Sound Off! CatholicCulture.org supporters weigh in.

All comments are moderated. To lighten our editing burden, only current donors are allowed to Sound Off. If you are a current donor, log in to see the comment form; otherwise please support our work, and Sound Off!

  • Posted by: kwonbbl1 - Apr. 02, 2015 12:12 AM ET USA

    Waiting for the Supreme Court to reveal how Satan is actively working in the country from the Supreme court back yard down to the back-alley streets.

  • Posted by: AgnesDay - Apr. 01, 2015 2:30 PM ET USA

    I didn't have any notion that I could compel a baker to decorate a cake with "Congratulations on your abortion." But here we go. It used to be that decency would impel people not to deliberately coerce others into violating their religious beliefs. Maybe we can find out what happened to decency.

  • Posted by: Randal Mandock - Apr. 01, 2015 5:28 AM ET USA

    Although I have not read these laws, hearing about them in radio reports gives me the impression that their anti-discrimination clauses provide a back door through state law to attack a church for establishing hiring and firing practices based on sound moral doctrine. In 1992 the CDF stated that "it is not unjust discrimination to take sexual orientation into account" (n. 11) in employment considerations for certain jobs. The anti-discrimination clauses, as reported, seem to make this illegal.
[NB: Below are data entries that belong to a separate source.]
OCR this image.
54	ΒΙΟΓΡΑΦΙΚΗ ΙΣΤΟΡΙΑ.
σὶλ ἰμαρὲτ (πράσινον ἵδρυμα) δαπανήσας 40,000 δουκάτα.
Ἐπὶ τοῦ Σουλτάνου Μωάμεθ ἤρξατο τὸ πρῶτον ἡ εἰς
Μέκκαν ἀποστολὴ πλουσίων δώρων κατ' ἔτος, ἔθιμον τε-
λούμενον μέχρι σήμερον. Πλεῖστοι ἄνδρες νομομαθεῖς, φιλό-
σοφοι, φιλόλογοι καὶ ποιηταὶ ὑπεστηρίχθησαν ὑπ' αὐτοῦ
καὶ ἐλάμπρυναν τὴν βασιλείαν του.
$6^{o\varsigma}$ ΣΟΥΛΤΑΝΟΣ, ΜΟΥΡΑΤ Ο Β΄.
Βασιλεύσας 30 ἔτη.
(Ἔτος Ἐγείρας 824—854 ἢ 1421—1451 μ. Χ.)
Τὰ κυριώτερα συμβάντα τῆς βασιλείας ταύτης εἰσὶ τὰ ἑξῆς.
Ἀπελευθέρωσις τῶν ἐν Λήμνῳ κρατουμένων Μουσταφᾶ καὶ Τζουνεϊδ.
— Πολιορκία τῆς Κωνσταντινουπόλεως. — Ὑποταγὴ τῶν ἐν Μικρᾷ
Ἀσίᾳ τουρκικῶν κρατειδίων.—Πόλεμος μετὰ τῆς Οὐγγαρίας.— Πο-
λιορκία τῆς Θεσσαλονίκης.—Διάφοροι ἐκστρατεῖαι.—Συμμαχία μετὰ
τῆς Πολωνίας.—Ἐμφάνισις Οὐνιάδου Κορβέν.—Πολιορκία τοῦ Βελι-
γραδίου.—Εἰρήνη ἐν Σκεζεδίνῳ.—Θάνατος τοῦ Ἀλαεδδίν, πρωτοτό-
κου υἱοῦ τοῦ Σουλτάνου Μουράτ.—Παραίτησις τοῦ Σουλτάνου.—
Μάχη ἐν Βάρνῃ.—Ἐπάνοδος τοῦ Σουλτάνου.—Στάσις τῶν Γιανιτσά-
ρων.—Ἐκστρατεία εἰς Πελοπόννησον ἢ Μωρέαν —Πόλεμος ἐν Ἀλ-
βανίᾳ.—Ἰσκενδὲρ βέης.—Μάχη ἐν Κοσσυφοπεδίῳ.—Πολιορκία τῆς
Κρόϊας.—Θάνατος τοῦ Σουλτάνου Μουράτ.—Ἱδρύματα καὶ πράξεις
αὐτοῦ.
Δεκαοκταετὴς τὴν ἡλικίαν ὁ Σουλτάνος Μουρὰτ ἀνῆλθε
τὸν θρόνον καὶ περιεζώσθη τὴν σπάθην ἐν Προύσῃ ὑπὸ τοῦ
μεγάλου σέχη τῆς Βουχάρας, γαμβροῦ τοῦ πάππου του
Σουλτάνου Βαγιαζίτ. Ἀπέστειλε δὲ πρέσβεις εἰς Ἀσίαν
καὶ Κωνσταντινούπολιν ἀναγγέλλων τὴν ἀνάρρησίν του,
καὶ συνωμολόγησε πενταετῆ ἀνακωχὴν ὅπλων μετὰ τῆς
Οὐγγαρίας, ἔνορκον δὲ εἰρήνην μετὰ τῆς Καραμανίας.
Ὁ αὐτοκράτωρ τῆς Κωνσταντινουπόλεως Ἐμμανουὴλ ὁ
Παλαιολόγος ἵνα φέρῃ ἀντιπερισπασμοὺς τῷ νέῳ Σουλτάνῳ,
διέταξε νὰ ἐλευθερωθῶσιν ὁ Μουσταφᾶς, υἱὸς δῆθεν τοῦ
  • Posted by: skall391825 - Apr. 01, 2015 2:26 AM ET USA

    All the huffing and puffing is not about the Indiana law; it's about putting political and social pressure on the Supreme Court to rule that homosexual "marriage", just like the "right" of a mother to kill her unborn (and maybe post-born) child, is a "right" under the Constitution. Lord save us from the evil of liberalism.